We do lack the technical sophistication needed to commercialize it, but according to most experts I have spoken with at the NRL and elsewhere we could buy that sophistication for somewhere between $300 and $600 million. There projects would be similar to research on other solid-state catalytic effects.

- Jed Rothwell

Jed Rothwell said...

Also, by the way, you wrote:

". . . cold fusion has been done, but all experiments have required more energy than they produced.

That is incorrect. All experiments in cold fusion (and plasma fusion too, for that matter) always produce more energy output than input. The heat balances is always positive. The reaction is never endothermic.

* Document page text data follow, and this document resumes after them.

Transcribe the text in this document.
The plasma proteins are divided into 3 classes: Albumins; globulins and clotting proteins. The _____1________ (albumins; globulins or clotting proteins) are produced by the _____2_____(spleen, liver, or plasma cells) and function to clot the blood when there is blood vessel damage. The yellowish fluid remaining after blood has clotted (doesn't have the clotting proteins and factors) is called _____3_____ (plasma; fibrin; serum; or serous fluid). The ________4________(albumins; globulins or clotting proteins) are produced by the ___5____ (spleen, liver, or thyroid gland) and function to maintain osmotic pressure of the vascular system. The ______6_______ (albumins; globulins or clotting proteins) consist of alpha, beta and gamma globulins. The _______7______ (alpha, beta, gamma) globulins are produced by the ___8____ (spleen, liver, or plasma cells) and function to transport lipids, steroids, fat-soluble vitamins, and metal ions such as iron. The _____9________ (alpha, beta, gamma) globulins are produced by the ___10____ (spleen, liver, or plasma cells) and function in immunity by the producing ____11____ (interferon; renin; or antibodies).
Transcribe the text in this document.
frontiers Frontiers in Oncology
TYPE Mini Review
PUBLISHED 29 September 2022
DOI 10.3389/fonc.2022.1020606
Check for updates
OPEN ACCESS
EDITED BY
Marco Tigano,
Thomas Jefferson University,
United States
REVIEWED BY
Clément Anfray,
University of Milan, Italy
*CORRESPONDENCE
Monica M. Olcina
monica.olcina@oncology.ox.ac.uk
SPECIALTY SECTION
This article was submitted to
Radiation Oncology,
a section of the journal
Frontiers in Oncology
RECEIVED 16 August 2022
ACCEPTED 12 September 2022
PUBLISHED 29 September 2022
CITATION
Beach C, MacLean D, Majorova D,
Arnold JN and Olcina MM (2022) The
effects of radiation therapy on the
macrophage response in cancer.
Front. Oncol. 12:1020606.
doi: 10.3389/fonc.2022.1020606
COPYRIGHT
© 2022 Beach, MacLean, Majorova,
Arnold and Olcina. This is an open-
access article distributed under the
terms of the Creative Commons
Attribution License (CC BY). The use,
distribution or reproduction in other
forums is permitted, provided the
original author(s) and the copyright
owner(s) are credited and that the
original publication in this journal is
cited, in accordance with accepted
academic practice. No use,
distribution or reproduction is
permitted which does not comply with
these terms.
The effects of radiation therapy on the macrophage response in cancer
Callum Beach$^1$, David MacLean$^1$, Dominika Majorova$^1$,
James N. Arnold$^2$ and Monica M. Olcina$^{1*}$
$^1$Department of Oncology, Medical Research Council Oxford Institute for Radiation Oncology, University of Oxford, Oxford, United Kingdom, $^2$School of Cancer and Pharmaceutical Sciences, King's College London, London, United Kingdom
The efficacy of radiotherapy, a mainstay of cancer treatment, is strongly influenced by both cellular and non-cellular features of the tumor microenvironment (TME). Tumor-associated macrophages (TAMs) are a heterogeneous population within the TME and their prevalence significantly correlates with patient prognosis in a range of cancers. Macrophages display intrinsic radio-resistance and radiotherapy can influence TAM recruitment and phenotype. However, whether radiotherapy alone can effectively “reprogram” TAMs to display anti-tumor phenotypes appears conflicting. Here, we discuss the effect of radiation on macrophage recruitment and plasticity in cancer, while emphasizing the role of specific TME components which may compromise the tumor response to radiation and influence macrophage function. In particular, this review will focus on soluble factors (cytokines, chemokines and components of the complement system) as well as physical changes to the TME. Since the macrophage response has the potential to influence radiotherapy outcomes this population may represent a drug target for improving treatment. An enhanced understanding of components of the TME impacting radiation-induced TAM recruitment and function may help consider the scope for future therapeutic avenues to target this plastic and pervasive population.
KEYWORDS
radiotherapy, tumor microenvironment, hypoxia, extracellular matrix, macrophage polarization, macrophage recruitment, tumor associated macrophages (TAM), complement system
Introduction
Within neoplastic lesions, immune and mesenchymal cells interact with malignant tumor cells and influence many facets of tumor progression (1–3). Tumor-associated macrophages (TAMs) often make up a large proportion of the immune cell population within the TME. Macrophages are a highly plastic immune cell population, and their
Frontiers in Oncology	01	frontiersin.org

There are many endothermic chemical reactions, including one at the start of a cold fusion experiment: the formation of palladium deuteride. This does absorb energy, but when a measurable cold fusion reaction occurs it always produces orders of magnitude more energy than this chemical reaction.

Some cold fusion methods require continuous input power in the form of electrolysis. The balance of input and output is sometimes close in this case; output power may be only 10% to 30% higher than input, although it has often been 300% or more. Other methods do not require any input power, so all output is positive. These are called "fully ignited," self-sustaining, or heat after death reactions.

There have also been several explosions that produced far more output than total input energy.

- Jed Rothwell

mike3 said...
This comment has been removed by the author.
mike3 said...

Why must it be many thousands to millions of years before we'd get something like "faster than light" travel? Jsut becaue it seems extremely hard from our current understanding doesn't mean that it must be as that understanding is not the final word. And so there may be an easier method and we just don't have a clue as to what it is right now. Compared to today's science, that of just 700 years ago would seem primitive. So 700 years from now, why wouldn't today's seem primitive as well? I'd say that the level of impossibility should not be measured by merely how much it agrees or disagrees with current understandings, as those are subject to forces called change and revision -- the very forces that make science work -- but rather it may be measured by how unlikely the things it runs against are to be disproven. E.g. a machine that runs against the 1st law of thermo would be extremely high on the impossibility scale but the interstellar engine would be significantly less so and when you take into account the evolution of understanding beyond the current one, the claims of "thousands" and much worse "millions" or "a million" of years being needed to develop it seem kind of extravagant.